Posted by:
Lost Mystic
(
)
Date: September 10, 2011 12:09AM
This story will "out" me to those who know me. Ldscam's story was painful to read...and it brought up feeling I strive to repress.
My ex-wife is TBM. When we met she was inactive. We met at one of my keg-parties. Long story made short, she felt guilty and started going to church, and convinced me to go along. I was duped and joined. We went through all kinds of crap and married in the temple. I felt like a caged animal and started drinking later on. She has a dependent personality and followed my lead. She started drinking as well. She got out of control, but our divorce was based on other matters. After I left her, she spiraled out of control. I would show up at daycare to pick him up knowing that she would try to pick him up drunk. I always told her that I would drive her anywhere if she needed a ride.

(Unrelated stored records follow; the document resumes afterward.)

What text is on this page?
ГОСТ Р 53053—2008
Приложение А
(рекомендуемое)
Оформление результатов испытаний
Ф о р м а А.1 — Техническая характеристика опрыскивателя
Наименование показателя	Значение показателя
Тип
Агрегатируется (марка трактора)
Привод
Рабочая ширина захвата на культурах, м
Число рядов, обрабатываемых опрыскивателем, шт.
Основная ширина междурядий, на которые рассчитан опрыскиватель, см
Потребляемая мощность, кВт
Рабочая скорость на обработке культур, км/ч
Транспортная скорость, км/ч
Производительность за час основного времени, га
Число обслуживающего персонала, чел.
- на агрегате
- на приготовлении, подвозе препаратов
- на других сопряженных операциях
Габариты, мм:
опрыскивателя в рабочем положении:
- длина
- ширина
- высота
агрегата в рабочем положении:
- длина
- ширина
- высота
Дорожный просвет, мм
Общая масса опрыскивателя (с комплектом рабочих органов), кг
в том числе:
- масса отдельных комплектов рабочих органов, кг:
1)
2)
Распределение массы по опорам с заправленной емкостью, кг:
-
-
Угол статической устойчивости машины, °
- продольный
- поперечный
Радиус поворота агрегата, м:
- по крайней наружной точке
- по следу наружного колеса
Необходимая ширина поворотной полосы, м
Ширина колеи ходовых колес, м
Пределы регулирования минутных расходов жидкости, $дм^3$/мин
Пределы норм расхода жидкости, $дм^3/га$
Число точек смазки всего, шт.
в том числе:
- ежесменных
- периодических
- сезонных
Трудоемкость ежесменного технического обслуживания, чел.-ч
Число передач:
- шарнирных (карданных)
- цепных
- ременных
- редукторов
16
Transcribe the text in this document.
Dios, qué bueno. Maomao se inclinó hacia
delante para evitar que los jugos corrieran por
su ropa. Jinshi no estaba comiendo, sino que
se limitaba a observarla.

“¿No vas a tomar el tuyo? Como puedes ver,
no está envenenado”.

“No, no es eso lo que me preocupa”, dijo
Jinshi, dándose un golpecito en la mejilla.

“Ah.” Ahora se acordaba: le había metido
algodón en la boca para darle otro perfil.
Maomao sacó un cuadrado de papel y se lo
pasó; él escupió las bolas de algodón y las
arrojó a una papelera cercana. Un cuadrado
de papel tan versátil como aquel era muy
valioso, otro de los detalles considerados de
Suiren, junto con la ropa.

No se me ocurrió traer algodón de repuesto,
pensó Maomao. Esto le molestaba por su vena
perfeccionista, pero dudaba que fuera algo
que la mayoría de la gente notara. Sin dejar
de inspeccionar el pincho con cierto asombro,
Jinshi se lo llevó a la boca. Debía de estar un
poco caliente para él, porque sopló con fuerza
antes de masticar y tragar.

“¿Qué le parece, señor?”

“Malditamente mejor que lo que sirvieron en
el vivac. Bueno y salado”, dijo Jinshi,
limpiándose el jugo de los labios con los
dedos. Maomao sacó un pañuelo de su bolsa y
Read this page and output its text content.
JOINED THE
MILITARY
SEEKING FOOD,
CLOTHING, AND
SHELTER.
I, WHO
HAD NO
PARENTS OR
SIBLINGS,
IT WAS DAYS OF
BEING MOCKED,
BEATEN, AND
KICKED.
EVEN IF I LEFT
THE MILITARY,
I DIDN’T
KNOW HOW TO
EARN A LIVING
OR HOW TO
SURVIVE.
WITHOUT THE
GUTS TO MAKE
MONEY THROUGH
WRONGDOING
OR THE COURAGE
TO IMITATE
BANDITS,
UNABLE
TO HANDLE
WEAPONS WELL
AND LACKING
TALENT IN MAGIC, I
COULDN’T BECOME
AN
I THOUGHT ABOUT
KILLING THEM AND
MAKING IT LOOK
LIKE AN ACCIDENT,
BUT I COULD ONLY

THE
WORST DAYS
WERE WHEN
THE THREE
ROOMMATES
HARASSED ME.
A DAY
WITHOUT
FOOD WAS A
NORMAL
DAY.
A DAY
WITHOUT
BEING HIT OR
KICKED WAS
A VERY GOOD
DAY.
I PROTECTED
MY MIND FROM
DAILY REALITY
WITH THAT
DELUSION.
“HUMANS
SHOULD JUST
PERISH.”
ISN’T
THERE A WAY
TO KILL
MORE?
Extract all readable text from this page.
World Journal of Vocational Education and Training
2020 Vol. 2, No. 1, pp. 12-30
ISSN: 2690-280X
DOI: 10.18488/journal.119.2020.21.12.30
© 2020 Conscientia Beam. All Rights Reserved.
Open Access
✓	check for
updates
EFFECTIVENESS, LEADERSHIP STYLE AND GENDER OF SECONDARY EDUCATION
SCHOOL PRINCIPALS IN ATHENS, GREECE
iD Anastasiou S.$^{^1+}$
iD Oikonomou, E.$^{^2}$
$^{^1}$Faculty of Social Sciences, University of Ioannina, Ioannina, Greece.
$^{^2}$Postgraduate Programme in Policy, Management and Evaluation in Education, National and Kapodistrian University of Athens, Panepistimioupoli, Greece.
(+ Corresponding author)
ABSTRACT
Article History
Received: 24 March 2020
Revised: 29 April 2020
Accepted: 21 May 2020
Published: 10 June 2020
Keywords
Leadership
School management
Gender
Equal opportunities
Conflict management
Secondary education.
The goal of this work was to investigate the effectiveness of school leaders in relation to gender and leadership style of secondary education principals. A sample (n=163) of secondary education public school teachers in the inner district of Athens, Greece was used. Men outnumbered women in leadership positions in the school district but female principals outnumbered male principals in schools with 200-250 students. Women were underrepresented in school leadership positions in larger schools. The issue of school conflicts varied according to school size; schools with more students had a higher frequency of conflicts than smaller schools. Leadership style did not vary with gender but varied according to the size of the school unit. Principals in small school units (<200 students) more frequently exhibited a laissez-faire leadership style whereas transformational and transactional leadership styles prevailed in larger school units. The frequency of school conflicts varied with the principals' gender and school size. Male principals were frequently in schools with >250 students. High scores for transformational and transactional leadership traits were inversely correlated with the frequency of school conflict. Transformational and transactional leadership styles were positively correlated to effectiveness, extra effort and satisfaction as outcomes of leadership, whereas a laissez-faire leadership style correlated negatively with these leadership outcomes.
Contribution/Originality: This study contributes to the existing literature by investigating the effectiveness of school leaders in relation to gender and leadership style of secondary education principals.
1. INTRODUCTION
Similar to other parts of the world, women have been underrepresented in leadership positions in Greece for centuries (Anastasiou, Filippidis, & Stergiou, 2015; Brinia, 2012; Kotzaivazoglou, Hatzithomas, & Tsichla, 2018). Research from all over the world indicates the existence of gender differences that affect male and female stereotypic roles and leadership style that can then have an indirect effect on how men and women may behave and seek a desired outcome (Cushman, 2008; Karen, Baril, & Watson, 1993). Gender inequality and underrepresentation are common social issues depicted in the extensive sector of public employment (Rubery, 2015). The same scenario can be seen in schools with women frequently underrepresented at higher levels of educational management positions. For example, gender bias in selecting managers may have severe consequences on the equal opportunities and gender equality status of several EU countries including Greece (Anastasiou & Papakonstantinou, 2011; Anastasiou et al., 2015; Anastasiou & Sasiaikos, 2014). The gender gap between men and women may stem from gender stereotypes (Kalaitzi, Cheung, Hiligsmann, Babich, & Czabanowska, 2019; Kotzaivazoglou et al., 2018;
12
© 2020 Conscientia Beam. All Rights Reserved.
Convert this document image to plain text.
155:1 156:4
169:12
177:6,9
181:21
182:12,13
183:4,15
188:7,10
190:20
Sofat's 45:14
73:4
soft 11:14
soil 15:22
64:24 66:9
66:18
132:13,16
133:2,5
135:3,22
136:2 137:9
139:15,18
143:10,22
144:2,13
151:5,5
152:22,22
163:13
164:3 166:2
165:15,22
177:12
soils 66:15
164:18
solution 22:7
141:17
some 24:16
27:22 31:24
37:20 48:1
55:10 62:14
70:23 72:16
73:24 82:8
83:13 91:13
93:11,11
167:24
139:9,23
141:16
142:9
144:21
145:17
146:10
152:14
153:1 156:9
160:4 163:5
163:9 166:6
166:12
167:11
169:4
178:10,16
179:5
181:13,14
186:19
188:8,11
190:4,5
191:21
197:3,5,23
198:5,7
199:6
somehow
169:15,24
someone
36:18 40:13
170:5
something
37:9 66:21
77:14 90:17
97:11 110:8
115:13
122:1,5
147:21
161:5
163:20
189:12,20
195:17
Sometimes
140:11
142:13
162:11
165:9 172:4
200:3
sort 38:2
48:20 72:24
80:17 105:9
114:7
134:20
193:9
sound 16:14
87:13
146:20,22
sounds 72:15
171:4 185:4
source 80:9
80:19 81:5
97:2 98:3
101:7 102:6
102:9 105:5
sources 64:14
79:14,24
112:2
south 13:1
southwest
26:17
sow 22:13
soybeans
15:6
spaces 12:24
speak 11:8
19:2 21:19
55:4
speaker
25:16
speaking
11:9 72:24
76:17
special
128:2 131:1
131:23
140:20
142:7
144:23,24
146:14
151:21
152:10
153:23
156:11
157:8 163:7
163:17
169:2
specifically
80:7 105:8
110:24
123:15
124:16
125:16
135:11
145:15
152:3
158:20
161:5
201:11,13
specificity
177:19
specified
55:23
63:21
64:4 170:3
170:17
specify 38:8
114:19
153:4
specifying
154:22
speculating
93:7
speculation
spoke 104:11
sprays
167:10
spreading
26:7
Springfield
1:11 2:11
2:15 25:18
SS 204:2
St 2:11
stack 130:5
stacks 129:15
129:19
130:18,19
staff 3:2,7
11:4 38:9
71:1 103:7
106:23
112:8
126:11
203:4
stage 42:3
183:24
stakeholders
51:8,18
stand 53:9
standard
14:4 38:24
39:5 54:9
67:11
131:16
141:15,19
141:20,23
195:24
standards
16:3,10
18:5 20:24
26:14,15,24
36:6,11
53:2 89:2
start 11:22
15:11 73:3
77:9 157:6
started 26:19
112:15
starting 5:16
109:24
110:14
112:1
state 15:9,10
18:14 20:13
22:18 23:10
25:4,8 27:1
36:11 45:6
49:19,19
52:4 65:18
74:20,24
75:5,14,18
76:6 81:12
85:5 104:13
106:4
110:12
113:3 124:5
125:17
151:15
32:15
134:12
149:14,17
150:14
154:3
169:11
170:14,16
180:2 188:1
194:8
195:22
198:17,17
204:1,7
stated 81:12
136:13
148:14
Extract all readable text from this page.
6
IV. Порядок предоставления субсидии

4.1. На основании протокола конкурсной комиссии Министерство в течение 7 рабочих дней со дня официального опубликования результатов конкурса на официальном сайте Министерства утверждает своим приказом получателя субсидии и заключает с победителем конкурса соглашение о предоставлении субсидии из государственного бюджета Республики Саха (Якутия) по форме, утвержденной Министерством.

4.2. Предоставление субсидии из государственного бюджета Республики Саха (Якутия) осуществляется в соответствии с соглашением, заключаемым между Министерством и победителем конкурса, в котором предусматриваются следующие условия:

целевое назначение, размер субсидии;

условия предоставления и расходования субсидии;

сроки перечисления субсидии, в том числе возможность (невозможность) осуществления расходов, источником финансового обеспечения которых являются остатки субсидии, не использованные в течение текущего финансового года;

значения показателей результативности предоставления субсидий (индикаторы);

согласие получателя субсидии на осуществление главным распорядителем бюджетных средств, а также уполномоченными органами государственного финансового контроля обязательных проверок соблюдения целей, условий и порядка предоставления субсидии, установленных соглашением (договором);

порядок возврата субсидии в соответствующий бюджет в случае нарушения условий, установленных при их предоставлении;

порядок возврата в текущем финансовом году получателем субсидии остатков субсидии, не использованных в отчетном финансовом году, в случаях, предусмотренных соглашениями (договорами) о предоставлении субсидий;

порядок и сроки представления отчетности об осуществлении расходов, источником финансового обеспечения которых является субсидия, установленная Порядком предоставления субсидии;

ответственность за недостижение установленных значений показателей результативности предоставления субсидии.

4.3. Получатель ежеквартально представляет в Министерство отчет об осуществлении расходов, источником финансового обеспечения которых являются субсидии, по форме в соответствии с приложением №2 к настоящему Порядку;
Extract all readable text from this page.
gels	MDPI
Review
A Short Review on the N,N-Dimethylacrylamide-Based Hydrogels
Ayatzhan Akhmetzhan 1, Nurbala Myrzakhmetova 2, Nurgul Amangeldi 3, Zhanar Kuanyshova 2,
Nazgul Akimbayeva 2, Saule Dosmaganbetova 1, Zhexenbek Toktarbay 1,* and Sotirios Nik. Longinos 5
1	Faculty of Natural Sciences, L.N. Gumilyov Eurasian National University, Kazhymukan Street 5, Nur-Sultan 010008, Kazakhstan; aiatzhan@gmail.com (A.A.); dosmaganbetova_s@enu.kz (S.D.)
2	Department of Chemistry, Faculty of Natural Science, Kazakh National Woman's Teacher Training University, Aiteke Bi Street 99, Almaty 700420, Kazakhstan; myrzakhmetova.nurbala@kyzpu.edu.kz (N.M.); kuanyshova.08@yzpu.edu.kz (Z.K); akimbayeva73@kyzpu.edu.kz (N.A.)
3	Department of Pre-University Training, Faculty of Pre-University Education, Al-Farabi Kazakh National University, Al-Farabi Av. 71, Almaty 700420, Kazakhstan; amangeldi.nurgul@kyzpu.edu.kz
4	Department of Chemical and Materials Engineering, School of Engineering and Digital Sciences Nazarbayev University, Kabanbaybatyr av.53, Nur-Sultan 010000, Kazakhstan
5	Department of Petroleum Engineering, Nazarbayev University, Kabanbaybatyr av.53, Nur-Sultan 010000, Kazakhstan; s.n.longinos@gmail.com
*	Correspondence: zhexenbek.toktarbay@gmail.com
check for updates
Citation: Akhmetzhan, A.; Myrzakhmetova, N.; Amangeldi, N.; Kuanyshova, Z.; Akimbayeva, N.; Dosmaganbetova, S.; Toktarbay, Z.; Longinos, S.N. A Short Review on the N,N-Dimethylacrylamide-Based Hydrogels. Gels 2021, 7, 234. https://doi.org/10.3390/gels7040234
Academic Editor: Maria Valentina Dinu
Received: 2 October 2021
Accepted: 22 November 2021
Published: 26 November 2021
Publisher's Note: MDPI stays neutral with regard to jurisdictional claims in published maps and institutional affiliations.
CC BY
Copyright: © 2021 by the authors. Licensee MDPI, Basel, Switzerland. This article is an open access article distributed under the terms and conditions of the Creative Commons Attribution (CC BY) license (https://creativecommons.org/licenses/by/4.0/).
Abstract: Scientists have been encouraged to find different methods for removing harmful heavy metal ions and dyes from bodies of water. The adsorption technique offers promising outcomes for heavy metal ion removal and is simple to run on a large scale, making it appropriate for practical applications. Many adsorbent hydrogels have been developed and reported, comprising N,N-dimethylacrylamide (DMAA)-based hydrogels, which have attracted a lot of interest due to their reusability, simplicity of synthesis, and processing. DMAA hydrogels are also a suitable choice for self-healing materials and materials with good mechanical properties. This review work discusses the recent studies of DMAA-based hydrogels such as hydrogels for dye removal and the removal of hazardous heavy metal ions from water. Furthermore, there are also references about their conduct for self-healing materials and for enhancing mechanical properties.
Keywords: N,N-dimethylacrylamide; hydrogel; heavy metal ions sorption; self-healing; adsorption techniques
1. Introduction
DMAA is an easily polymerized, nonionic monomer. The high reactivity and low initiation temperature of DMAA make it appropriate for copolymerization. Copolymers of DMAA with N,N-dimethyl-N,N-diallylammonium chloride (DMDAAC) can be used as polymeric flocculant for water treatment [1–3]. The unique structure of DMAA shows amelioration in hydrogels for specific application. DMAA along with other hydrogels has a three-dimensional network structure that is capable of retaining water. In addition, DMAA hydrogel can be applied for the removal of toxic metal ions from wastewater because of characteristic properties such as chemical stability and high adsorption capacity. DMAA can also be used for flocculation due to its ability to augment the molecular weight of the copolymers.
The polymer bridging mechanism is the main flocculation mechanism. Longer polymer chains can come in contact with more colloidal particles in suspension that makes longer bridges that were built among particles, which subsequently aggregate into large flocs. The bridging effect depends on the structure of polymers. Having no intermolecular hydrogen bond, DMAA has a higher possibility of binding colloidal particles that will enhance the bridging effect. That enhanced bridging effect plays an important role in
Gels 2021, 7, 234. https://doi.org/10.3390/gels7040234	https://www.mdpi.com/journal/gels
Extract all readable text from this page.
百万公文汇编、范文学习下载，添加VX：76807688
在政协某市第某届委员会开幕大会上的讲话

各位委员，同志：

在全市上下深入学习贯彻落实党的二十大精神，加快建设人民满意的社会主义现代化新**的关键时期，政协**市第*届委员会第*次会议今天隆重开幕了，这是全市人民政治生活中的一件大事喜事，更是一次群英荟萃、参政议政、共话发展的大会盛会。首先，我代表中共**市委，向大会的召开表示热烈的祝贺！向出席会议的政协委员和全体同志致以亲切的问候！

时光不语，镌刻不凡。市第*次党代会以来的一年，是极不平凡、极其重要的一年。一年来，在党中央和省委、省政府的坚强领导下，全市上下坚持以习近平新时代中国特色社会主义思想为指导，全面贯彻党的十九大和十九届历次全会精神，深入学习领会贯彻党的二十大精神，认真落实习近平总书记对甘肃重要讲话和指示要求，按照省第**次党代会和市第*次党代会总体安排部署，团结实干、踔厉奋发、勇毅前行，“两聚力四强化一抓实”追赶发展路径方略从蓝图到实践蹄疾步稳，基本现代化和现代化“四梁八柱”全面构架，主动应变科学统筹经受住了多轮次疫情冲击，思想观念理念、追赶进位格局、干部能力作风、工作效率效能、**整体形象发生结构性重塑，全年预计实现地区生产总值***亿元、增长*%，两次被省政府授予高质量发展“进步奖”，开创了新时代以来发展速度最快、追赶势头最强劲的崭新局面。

Anyway, she told her parents she needed help. They loved to pretend shit away and blamed me for it.
She drove drunk one morning and killed the other driver.
Her parents blame me, and in a way, I blame myself.
She only started drinking because of me...
A day doesn't go by without me thinking about it. They all use it as an example of the word of wisdom.
I constantly wonder if I hadn't started drinking, would the victim still be alive.
I know the LDS church isn't true, but I feel
Guilt anyway...
She served time in prison, and it has affected my son...
Edited 1 time(s). Last edit at 09/10/2011 09:41AM by Lost Mystic.